RICHMOND — Seniors attending Wednesday’s presentation at the Senior Center on Alzheimer’s disease learned how to recognize the 10 signs of Alzheimer’s and what to do if they think they or someone they know might be suffering from it.

Senior Center Chairman Dennis McGinity said he had organized the talk after attending a similar presentation in Westerly about a month ago.

“I was so impressed with it I thought that the elder residents in Chariho, it would be beneficial to them,” he said. “It’s a good thing. It’s a great program.”

Annie Murphy, program manager at the Rhode Island chapter of the Alzheimer’s Association, began by reciting some sobering statistics, including the fact that in Rhode Island alone, the group is aware of 23,000 people who are living with the disease. Unfortunately, Murphy said, physicians are reluctant to diagnose Alzheimer’s, probably because so little can be done to treat it.

“Still to this day, physicians are really concerned about actually giving that diagnosis and putting it into someone’s medical chart,” she said. “We understand that for this particular disease, we don’t have a viable treatment, a way to slow the progression of the disease and even to reverse it.”

Alzheimer's is a condition in which abnormal clusters of protein called plaques build up between brain cells. Twisted strands called tangles, consisting of another protein that is found in dead and dying nerve cells, combine with the plaques, spreading throughout the cortex, killing brain cells and dramatically reducing the size of the brain.

“If we’re not able to find a viable treatment to slow down the progression or reverse it, this could become the number one cause of death in this country by 2050,” Murphy said. “In Rhode Island it’s No. 5, and nationwide, Alzheimer’s disease is the No. 6 leading cause of death.”

One woman asked Murphy to explain the difference between dementia and Alzheimer’s. “Dementia is actually a group of symptoms and is not the disease itself," Murphy said. "Alzheimer’s is the actual disease.
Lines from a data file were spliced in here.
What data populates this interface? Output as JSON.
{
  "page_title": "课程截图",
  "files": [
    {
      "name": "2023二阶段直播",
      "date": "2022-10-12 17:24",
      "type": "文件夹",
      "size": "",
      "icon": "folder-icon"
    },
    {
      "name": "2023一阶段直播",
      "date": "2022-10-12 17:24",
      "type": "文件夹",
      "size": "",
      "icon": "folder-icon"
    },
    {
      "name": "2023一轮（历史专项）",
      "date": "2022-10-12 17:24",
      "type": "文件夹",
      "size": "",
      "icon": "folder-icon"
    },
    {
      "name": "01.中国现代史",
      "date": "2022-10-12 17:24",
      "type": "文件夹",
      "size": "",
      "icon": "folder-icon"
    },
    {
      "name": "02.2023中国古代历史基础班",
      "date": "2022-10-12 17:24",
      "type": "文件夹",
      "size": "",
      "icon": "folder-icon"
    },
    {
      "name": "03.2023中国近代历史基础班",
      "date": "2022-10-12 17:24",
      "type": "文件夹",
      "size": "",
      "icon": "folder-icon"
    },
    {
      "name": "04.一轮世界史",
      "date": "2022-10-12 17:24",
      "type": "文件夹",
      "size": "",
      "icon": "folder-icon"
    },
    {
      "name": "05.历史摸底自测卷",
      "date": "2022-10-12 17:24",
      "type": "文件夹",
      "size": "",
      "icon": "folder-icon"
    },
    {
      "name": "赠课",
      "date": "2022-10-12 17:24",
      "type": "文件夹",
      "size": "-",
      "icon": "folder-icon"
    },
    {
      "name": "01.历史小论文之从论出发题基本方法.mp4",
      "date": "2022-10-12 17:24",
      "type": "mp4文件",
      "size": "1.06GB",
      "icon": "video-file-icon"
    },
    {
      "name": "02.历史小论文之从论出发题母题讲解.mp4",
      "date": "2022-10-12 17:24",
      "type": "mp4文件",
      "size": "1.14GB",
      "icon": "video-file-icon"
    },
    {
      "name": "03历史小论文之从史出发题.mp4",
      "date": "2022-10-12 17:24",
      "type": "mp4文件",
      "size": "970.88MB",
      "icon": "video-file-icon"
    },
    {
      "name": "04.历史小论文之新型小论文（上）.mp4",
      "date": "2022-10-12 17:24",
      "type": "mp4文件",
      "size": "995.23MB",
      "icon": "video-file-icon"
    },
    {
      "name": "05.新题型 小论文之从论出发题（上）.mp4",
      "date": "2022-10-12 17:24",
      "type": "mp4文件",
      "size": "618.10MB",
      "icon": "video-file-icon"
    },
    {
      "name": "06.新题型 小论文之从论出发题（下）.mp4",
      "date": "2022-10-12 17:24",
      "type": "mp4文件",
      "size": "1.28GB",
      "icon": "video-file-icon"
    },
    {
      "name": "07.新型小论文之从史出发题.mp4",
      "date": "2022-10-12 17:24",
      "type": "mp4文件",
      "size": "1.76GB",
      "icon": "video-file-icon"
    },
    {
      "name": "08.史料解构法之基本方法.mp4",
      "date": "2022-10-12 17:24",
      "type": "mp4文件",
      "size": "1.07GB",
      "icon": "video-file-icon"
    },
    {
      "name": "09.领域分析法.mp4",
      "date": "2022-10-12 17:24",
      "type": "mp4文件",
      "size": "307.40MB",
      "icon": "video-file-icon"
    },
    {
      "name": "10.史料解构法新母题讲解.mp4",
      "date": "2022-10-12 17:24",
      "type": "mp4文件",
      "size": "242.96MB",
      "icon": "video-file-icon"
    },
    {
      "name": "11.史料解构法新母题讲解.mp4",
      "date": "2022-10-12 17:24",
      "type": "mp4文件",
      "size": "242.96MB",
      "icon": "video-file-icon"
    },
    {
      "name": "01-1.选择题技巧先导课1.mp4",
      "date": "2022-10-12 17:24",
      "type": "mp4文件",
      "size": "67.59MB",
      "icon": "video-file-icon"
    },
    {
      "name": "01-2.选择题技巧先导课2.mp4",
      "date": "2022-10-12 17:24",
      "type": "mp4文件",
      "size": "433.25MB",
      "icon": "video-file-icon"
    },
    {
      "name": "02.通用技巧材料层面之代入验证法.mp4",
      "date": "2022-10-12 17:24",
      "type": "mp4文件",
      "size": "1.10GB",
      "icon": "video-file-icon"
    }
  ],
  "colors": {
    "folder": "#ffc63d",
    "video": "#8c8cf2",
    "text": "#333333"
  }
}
It is the pathology that is causing the outward symptoms that we see.” 

Murphy went through the 10 signs and symptoms of Alzheimer’s, which include memory loss that disrupts daily life, difficulty in completing familiar tasks, confusion about time and place, new problems with speaking or writing, and changes in mood and personality.

The key, Murphy said, is how much these cognitive changes are affecting someone’s daily life and the lives of loved ones.

“Cognitive changes that really interrupt our daily life,” she said. “Other people notice those symptoms, other people may be noticing those symptoms and when we start doing cognitive testing, it’s shown that there’s something going on.”

Although certain genetic markers are believed to predispose people to Alzheimer’s, other factors such as obesity, smoking, inactivity and high blood pressure have also been linked to the disease. One man said he was living a healthier lifestyle following heart surgery, but he wanted to know whether he had made those changes too late.

“I’m making changes, but my thought process is, have I waited too late to make these changes in my life?” he asked.

Murphy said it was never too late to make healthy changes.

“Whether we are 90 years old or 11, we need to make sure that we are a life that is as healthy and as active as it can be,” she said. “This is going to help you as you age more. The ultimate goal is, we want to be able to help you, even if you’re on a path to developing Alzheimer’s disease or another type of dementia that’s degenerative.”

Murphy reminded her audience several times during her presentation to talk with their doctors about any symptoms they might be having.“Write what you’re seeing down,” she said. “Talk to the people that are in your trusted circle. Make an appointment with your doctor.”

After attending the session, Barbara Wilcox of Hope Valley said, “It was very interesting and I learned a lot of new things that I didn’t realize affect different parts of our life.”